Le litige oppose un reviseur d’entreprises à l’IRE (Institut des réviseurs d’entreprises).

Le pourvoi est dirigé contre une décision de la commission d’appel de l’IRE qui a infligé au réviseur une peine disciplinaire de 8 jours de suspension.

Il est en substance reproché au réviseur, exerçant un mandat de commissaire, de n’avoir pas rédigé un rapport de carence pour n’avoir pas reçu les comptes.

L’article 143 du Code des sociétés prévoit que les commissaires rédigent à propos des comptes annuels un rapport écrit et circonstancié.

Cette disposition ajoute qu’à cet effet, l’organe de gestion remet les comptes au commissaire un mois à l’avance.

L’article 144 déterminé le contenu du rapport du commissaire.

Dans sa version applicable avant le 30 janvier 2006, l’article 144 prévoyait que les commissaires devaient exprimer dans leur rapport les réserves qu’ils estiment devoir formuler.

Sinon, les commissaires doivent mentionner expressément qu’ils n’ont pas de réserve à formuler.

Dans la version actuelle de l’article 144, le rapport doit « au moins » indiquer si les commissaires ont obtenu de l’organe et des préposés de la société les explications et informations requises pour leur contrôle.

Donc, dans la cause en question, le commissaire réviseur n’avait pas obtenu les comptes annuels de la société.  Il n’avait en conséquence pas établi son rapport.

Cela lui était reproché ; il devait en effet, en tout état de cause, établir un rapport.

Cette obligation découle de l’article 144 C.S. Elle est renforcée par une recommandation du 6 septembre 1996 de l’IRE.

Pour être précis, il faut d’abord considérer la loi du 22 juillet 1953 créant l’IRE et organisant la supervision publique de la profession de réviseur d’entreprises.
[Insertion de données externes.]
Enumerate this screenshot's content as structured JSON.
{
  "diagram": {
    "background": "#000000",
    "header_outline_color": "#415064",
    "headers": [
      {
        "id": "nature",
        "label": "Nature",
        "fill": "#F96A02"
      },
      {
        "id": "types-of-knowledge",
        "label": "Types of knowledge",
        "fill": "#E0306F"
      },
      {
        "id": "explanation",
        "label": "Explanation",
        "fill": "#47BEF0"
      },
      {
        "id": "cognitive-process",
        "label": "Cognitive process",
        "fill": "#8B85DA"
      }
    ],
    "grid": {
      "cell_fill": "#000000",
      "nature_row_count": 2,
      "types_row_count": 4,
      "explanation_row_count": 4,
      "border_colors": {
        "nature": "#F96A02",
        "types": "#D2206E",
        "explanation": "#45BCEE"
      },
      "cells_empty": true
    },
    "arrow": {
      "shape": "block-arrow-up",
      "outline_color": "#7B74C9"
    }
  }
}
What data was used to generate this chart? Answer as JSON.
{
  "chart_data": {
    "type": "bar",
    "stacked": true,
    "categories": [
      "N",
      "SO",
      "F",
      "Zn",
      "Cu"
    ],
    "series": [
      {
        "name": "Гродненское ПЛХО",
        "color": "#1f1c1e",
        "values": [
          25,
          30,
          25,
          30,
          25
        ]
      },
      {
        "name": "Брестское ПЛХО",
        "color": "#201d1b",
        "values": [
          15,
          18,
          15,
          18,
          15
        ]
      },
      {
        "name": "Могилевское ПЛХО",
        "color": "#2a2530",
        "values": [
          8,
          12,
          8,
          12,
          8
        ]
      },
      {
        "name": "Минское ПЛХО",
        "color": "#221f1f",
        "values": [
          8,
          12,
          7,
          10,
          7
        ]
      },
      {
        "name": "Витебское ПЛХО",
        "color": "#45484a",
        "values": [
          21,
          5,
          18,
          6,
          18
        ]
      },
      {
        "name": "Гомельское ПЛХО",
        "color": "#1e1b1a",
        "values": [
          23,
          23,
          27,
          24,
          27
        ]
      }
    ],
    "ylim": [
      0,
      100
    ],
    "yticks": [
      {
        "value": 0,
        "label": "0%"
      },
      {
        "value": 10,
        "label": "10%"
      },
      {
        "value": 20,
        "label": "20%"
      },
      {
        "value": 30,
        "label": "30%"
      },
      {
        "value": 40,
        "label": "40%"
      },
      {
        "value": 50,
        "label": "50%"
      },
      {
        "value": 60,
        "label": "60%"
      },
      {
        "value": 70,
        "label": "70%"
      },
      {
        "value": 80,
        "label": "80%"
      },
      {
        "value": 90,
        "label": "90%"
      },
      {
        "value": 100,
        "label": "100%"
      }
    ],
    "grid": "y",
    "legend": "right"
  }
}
L’article 18bis de cette loi (remplacé entre-temps par l’article 30) prévoit que le conseil de l’IRE peut définir les normes de révision usuelles.

Et le paragraphe 3.15.4 des normes générales de révision adoptées par le Conseil pose que si le réviseur ne reçoit pas les comptes annuels, il « prendra les mesures qui s’imposent, notamment par l’établissement d’un rapport de carence. »

On doit ensuite considérer l’A.R. du 10 janvier 1994 relatif aux obligations des réviseurs d’entreprises.

Selon l’article 2 de cet arrêté royal, le réviseur doit se conformer :

-          aux dispositions légales et réglementaires,

-          aux normes de révision usuelles de l’IEC.

Et aussi, « selon les circonstances », « prendre en compte » les recommandations émises par le conseil de l’IRE.

Parmi ces recommandations, les paragraphes 3.2.1 et 3.2.2 imposent au réviseur de dresser un rapport de carence lorsqu’il ne reçoit pas les comptes.

En l’espèce, le réviseur avait bien écrit à la société pour réclamer les comptes.

Mais cette lettre ne satisfaisait manifestement pas à la rigueur des obligations précitées.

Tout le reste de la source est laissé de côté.